Rawson finance national admin hub manager, Leonard Kondowe has noted that banks are in competition to grant new home loans, especially to those that have strong credit records. Borrowers will be in the winning position as banks are offering loans with lower deposit requirements at the best interest rates they have seen in years.
To sweeten the deal even further, there are banks which will even include costs for transfer and bond registrations in the loan, especially for loans of about R1.8 million. They may even grant loans of up to 105% loan to value. Kondowe said as an example if you are buying a R1 million property without a deposit, then your bond with transfer costs will be about R57 000, but with the extra 5%, it equals R50 000, which can then be used towards such costs.
First time buyers will then find it easier as they will not need to save up a large amount of cash to cover transfer costs as well as the deposit. Lower priced homes, sectional title apartments and townhouses will then sell, but homes in the higher priced categories will need to wait or be willing to negotiate.
The potential junk downgrade by Moody’s seems to have been factored in already to bond and equity markets according to Clarke, so the negative effect previously feared might not be as big.
Even so, Clarke said, that the government will need to make some critical moves to attract and keep more investments from private businesses and individuals so that economic growth can be sped up and hopefully make a dent in the unemployment rate.
Both Clarke and Kondowe agree that to maintain the current momentum in the market, job growth will be key because, without it, consumers will lose confidence to buy property even if they can do so. This year could then be the making or the breaking for SA’s residential property sector.
According to FNB’s House Price Index, the bank believes that long term trends will continue to be dictated by broader economic developments, especially that of employment growth.
According to Siphamandla Mkhwanazi, FNB property economist, there have been some signs of improvement in all price sectors. However, it was also noted that some sellers took their properties off the market because of poor selling conditions, which has curbed the pace of supply somewhat.
CEO of consumer first digital estate agency PropertyFox, Crispin Inglis, said in response to the lack of growth, the big banks are now open to giving 100% bonds to encourage the buying and selling in the current environment.
What are 100% Bonds?
Kevin Penwarden, CEO at SA Home Loans, said that there has been a consistent trend towards 100% bonds due to the competition between major lenders.

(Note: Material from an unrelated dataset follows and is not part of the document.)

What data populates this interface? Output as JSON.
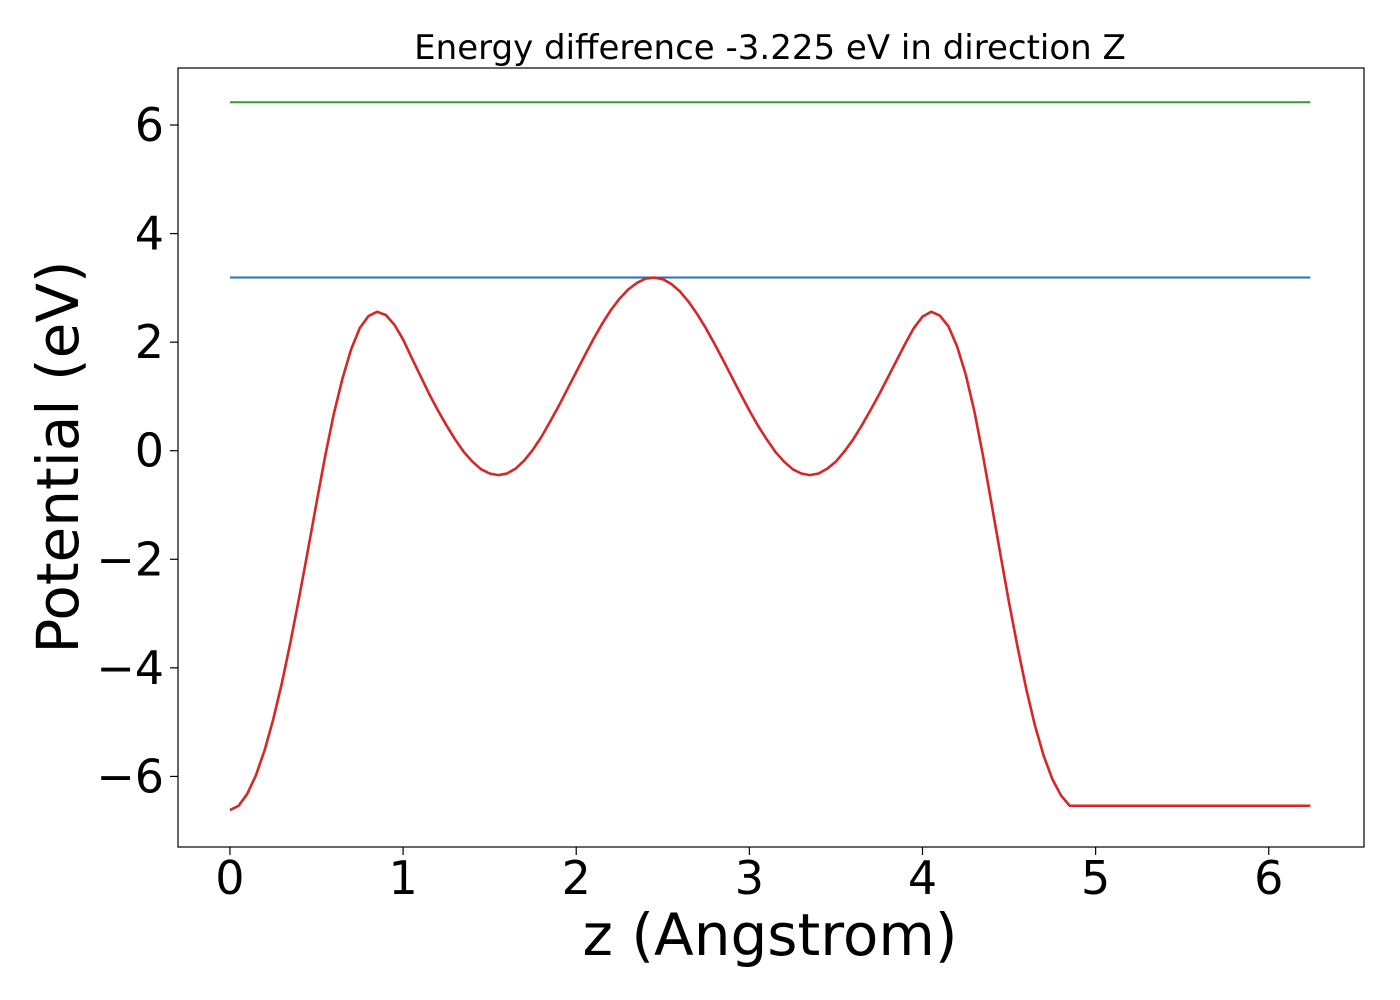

This means that qualifying buyers can get a loan without needing to pay a deposit and those that can afford a deposit will find that the required deposit for a loan has decreased steadily.
100% bonds can be beneficial in the short term, but there are long term risks. SA Home Loans say that they still need to lend responsibly and they pay close attention to whether applicants can afford to pay the loans over the long term whilst remaining competitive, but not at the cost of their clients.
Inglis said that we are currently in a buyer’s market, which means there are more houses for sale then there are suitable buyers. Buyers then have far more room to negotiate.
100% bonds usually have higher interest rates and if circumstances change or interest rates are hiked it can make it difficult for the consumer to pay their loan. Consumers then need to enter a home loan with their eyes open.